Transparence des salaires: coup d'envoi d'une loi française
Le projet de loi transposant en France la directive européenne adoptée il y a trois ans pour améliorer la transparence sur les salaires et l'égalité entre femmes et hommes arrive enfin jeudi devant le conseil des ministres, sans garantie d'un aboutissement d'ici la fin de la législature.
"L'objectif est de garantir encore une fois qu'il y ait plus de transparence, plus d'équité, plus d'égalité, on n'est pas là pour fliquer", a promis Aurore Bergé, ministre chargée de l'Egalité femmes-hommes, mercredi sur RMC.
Cet objectif s'est fait attendre, puisque comme la plupart des pays européens - Italie, Grèce, Slovaquie, Lituanie et Malte exceptées -, la France avait raté en juin le délai officiel pour inscrire en droit français le texte voté par les 27 en 2023.
Mais, après de longues consultations sur fond de fronde patronale européenne, le ministre du Travail, Jean-Pierre Farandou, avait, à la date butoir, annoncé qu'il transmettait un projet de loi au Conseil d'Etat, défendant un "équilibre entre les positions exprimées par les uns et par les autres".
Sous réserve de modifications demandées par le Conseil d'Etat, le projet de loi, que l'AFP avait pu consulter en juin, imposerait aux entreprises de publier régulièrement des informations sur les niveaux de rémunération pour un même travail ou un travail de valeur égale, ventilés par sexe et catégorie, et de publier une fourchette de salaires dans leurs offres d'emploi.
- Long chemin parlementaire -
Autant dans le privé que dans le public, les employeurs devront faire ces déclarations avec des modalités et un calendrier différents selon leur taille et par catégorie d'emploi à partir de certains seuils.
En cas d'écart trop important non justifié, les entreprises devront engager des mesures rectificatives variables, mais sans sanction. En revanche, des pénalités financières pourront être décidées si les informations ne sont pas publiées.
Si l'écart s'est réduit depuis les années 1990, en France, le salaire moyen des femmes dans le privé reste encore inférieur de 22% à celui des hommes selon l'Insee (2024), en partie parce qu'elles travaillent plus souvent à temps partiel. Cependant, même à temps de travail égal, l'écart est encore de 14%. Pour le même emploi dans le même établissement, il est toujours de 3,6%.
Pour les fonctionnaires, ces écarts sont de 10% dans l'ensemble, 8% à temps de travail égal et 2% à emploi comparable.
Une fois présenté en conseil des ministres, le texte suivra un long chemin parlementaire, avec un passage dans l'agenda parlementaire très étroit d'ici à l'élection présidentielle. Le Sénat doit être renouvelé à moitié fin septembre et l'Assemblée nationale reprendra ses travaux d'octobre à février, avec un agenda déjà chargé, comprenant la proposition de loi intégrale contre les violences sexistes et sexuelles et surtout les discussions budgétaires.
- Seuils -
La bataille parlementaire s'annonce âpre, car syndicats et patronat espèrent chacun pouvoir influer sur le texte final.
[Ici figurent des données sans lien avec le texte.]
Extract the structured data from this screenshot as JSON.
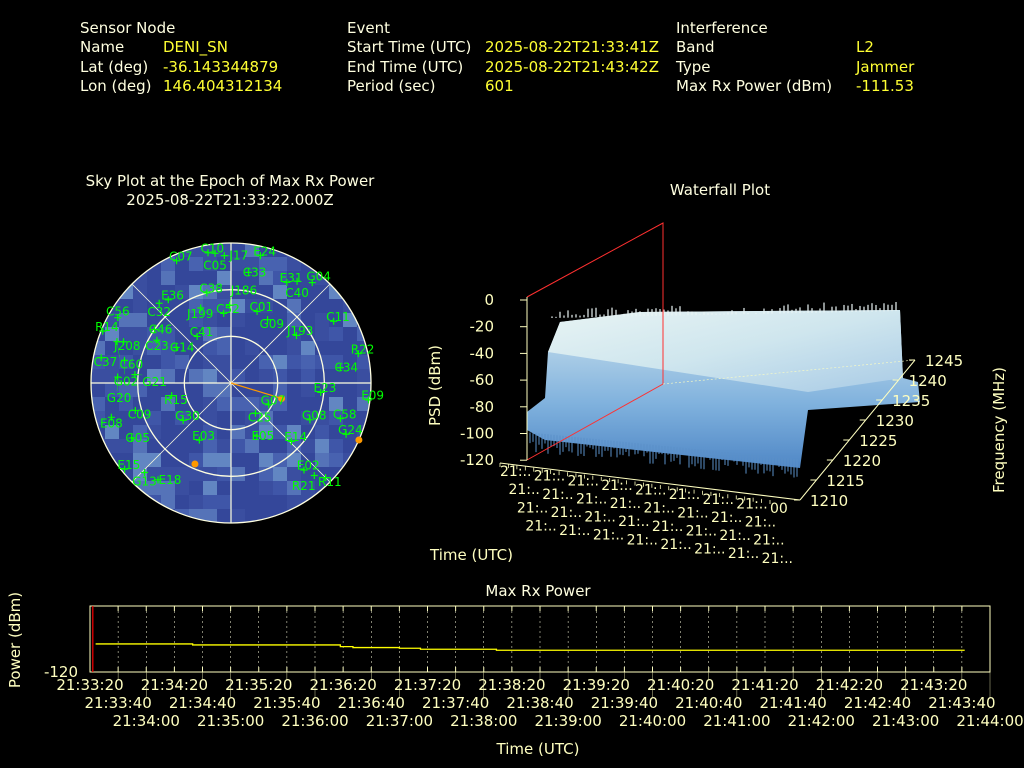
{
  "header": {
    "sensor": {
      "heading": "Sensor Node",
      "rows": [
        {
          "label": "Name",
          "value": "DENI_SN"
        },
        {
          "label": "Lat (deg)",
          "value": "-36.143344879"
        },
        {
          "label": "Lon (deg)",
          "value": "146.404312134"
        }
      ]
    },
    "event": {
      "heading": "Event",
      "rows": [
        {
          "label": "Start Time (UTC)",
          "value": "2025-08-22T21:33:41Z"
        },
        {
          "label": "End Time (UTC)",
          "value": "2025-08-22T21:43:42Z"
        },
        {
          "label": "Period (sec)",
          "value": "601"
        }
      ]
    },
    "interference": {
      "heading": "Interference",
      "rows": [
        {
          "label": "Band",
          "value": "L2"
        },
        {
          "label": "Type",
          "value": "Jammer"
        },
        {
          "label": "Max Rx Power (dBm)",
          "value": "-111.53"
        }
      ]
    }
  },
  "colors": {
    "text": "#ffffe0",
    "value": "#ffff33",
    "satellite": "#00ff00",
    "highlight": "#ff9900",
    "sky_bg": "#3a4ea0",
    "line": "#ffff00",
    "marker_red": "#ff0000"
  },
  "chart_data": [
    {
      "type": "scatter",
      "subtype": "polar-sky-plot",
      "title": "Sky Plot at the Epoch of Max Rx Power",
      "subtitle": "2025-08-22T21:33:22.000Z",
      "elevation_rings": [
        0,
        30,
        60
      ],
      "azimuth_lines_every_deg": 45,
      "satellites": [
        {
          "id": "C07",
          "az": 336,
          "el": 4
        },
        {
          "id": "C10",
          "az": 350,
          "el": 5
        },
        {
          "id": "C05",
          "az": 353,
          "el": 6
        },
        {
          "id": "J17",
          "az": 357,
          "el": 8
        },
        {
          "id": "E24",
          "az": 13,
          "el": 6
        },
        {
          "id": "C33",
          "az": 9,
          "el": 18
        },
        {
          "id": "E31",
          "az": 29,
          "el": 16
        },
        {
          "id": "C40",
          "az": 33,
          "el": 12
        },
        {
          "id": "G04",
          "az": 39,
          "el": 7
        },
        {
          "id": "E36",
          "az": 323,
          "el": 23
        },
        {
          "id": "C32",
          "az": 318,
          "el": 21
        },
        {
          "id": "C52",
          "az": 354,
          "el": 45
        },
        {
          "id": "C01",
          "az": 20,
          "el": 41
        },
        {
          "id": "G09",
          "az": 30,
          "el": 43
        },
        {
          "id": "J199",
          "az": 338,
          "el": 38
        },
        {
          "id": "C38",
          "az": 345,
          "el": 30
        },
        {
          "id": "J186",
          "az": 359,
          "el": 40
        },
        {
          "id": "C41",
          "az": 324,
          "el": 53
        },
        {
          "id": "J193",
          "az": 54,
          "el": 38
        },
        {
          "id": "C11",
          "az": 59,
          "el": 13
        },
        {
          "id": "R14",
          "az": 292,
          "el": 1
        },
        {
          "id": "C56",
          "az": 300,
          "el": 6
        },
        {
          "id": "J208",
          "az": 291,
          "el": 16
        },
        {
          "id": "G14",
          "az": 303,
          "el": 48
        },
        {
          "id": "C23",
          "az": 300,
          "el": 35
        },
        {
          "id": "C46",
          "az": 305,
          "el": 30
        },
        {
          "id": "C37",
          "az": 281,
          "el": 5
        },
        {
          "id": "C60",
          "az": 290,
          "el": 12
        },
        {
          "id": "G02",
          "az": 282,
          "el": 20
        },
        {
          "id": "G20",
          "az": 273,
          "el": 17
        },
        {
          "id": "G21",
          "az": 275,
          "el": 28
        },
        {
          "id": "R22",
          "az": 77,
          "el": 6
        },
        {
          "id": "C34",
          "az": 82,
          "el": 19
        },
        {
          "id": "E09",
          "az": 97,
          "el": 1
        },
        {
          "id": "E23",
          "az": 96,
          "el": 32
        },
        {
          "id": "G08",
          "az": 115,
          "el": 34
        },
        {
          "id": "C58",
          "az": 108,
          "el": 16
        },
        {
          "id": "G24",
          "az": 114,
          "el": 9
        },
        {
          "id": "G07",
          "az": 120,
          "el": 62
        },
        {
          "id": "C25",
          "az": 141,
          "el": 65
        },
        {
          "id": "E05",
          "az": 154,
          "el": 52
        },
        {
          "id": "E14",
          "az": 134,
          "el": 36
        },
        {
          "id": "E03",
          "az": 209,
          "el": 48
        },
        {
          "id": "G30",
          "az": 232,
          "el": 51
        },
        {
          "id": "C09",
          "az": 254,
          "el": 26
        },
        {
          "id": "E08",
          "az": 254,
          "el": 10
        },
        {
          "id": "G05",
          "az": 241,
          "el": 17
        },
        {
          "id": "E15",
          "az": 231,
          "el": 2
        },
        {
          "id": "G13",
          "az": 224,
          "el": 10
        },
        {
          "id": "E18",
          "az": 217,
          "el": 12
        },
        {
          "id": "E02",
          "az": 140,
          "el": 17
        },
        {
          "id": "R11",
          "az": 135,
          "el": 4
        },
        {
          "id": "R21",
          "az": 138,
          "el": 10
        },
        {
          "id": "R15",
          "az": 258,
          "el": 51
        }
      ],
      "highlighted": [
        {
          "az": 107,
          "el": 56,
          "direction_line": true
        },
        {
          "az": 114,
          "el": 0
        },
        {
          "az": 204,
          "el": 33
        }
      ]
    },
    {
      "type": "surface",
      "subtype": "3d-waterfall",
      "title": "Waterfall Plot",
      "zlabel": "PSD (dBm)",
      "xlabel": "Time (UTC)",
      "ylabel": "Frequency (MHz)",
      "zlim": [
        -120,
        0
      ],
      "z_ticks": [
        "0",
        "-20",
        "-40",
        "-60",
        "-80",
        "-100",
        "-120"
      ],
      "y_ticks": [
        "1210",
        "1215",
        "1220",
        "1225",
        "1230",
        "1235",
        "1240",
        "1245"
      ],
      "x_tick_label": "21:..",
      "x_tick_count": 33,
      "x_tick_end_label": "00",
      "noise_floor_dbm": -100,
      "jammer_band_mhz": [
        1212,
        1242
      ],
      "jammer_level_dbm": -20
    },
    {
      "type": "line",
      "title": "Max Rx Power",
      "xlabel": "Time (UTC)",
      "ylabel": "Power (dBm)",
      "ylim": [
        -120,
        -100
      ],
      "y_ticks": [
        "-120"
      ],
      "xlim": [
        "21:33:20",
        "21:44:00"
      ],
      "x_ticks": [
        "21:33:20",
        "21:33:40",
        "21:34:00",
        "21:34:20",
        "21:34:40",
        "21:35:00",
        "21:35:20",
        "21:35:40",
        "21:36:00",
        "21:36:20",
        "21:36:40",
        "21:37:00",
        "21:37:20",
        "21:37:40",
        "21:38:00",
        "21:38:20",
        "21:38:40",
        "21:39:00",
        "21:39:20",
        "21:39:40",
        "21:40:00",
        "21:40:20",
        "21:40:40",
        "21:41:00",
        "21:41:20",
        "21:41:40",
        "21:42:00",
        "21:42:20",
        "21:42:40",
        "21:43:00",
        "21:43:20",
        "21:43:40",
        "21:44:00"
      ],
      "grid": true,
      "x": [
        "21:33:24",
        "21:34:33",
        "21:36:18",
        "21:36:27",
        "21:37:00",
        "21:37:15",
        "21:38:09",
        "21:43:42"
      ],
      "y": [
        -111.5,
        -111.8,
        -112.3,
        -112.6,
        -112.8,
        -113.1,
        -113.4,
        -113.4
      ],
      "marker_time": "21:33:22"
    }
  ]
}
Côté syndicats, plusieurs points font l'objet de vigilance: les seuils à partir desquels les entreprises sont concernées, le nombre de salariés nécessaires par catégorie ouvrant à comparaison, les décisions prises par décret et le rôle des représentants du personnel.
"Le texte est imbuvable, pas du tout opérationnel", critique Myriam Lebkiri, référente sur les questions d'égalité femmes-hommes à la CGT, selon qui "on ne peut pas transposer une directive plus mal que ce qui est prévu".
Pour l'heure, le texte devrait s'appliquer aux entreprises à partir de 50 salariés, comme c'est le cas pour l'index de l'égalité professionnelle dit Pénicaud. Le patronat s'y oppose, car le texte européen évoque un volontariat jusqu'à 100 salariés.
Dénonçant un "monstre de complexité", le Medef "plaide pour que de futurs débats modifient le texte dans le sens d'une plus grande simplicité pour une mise en œuvre réaliste et opérationnelle dans les entreprises".
"Je ne crois pas en l'inflexion du patronat qui fait un procès en usine à gaz à cette disposition, parce qu'en fait, ils ne veulent pas de transparence", a récemment accusé la secrétaire générale de la CFDT Marylise Léon, reçue par l'Association des journalistes de l'information sociale (Ajis).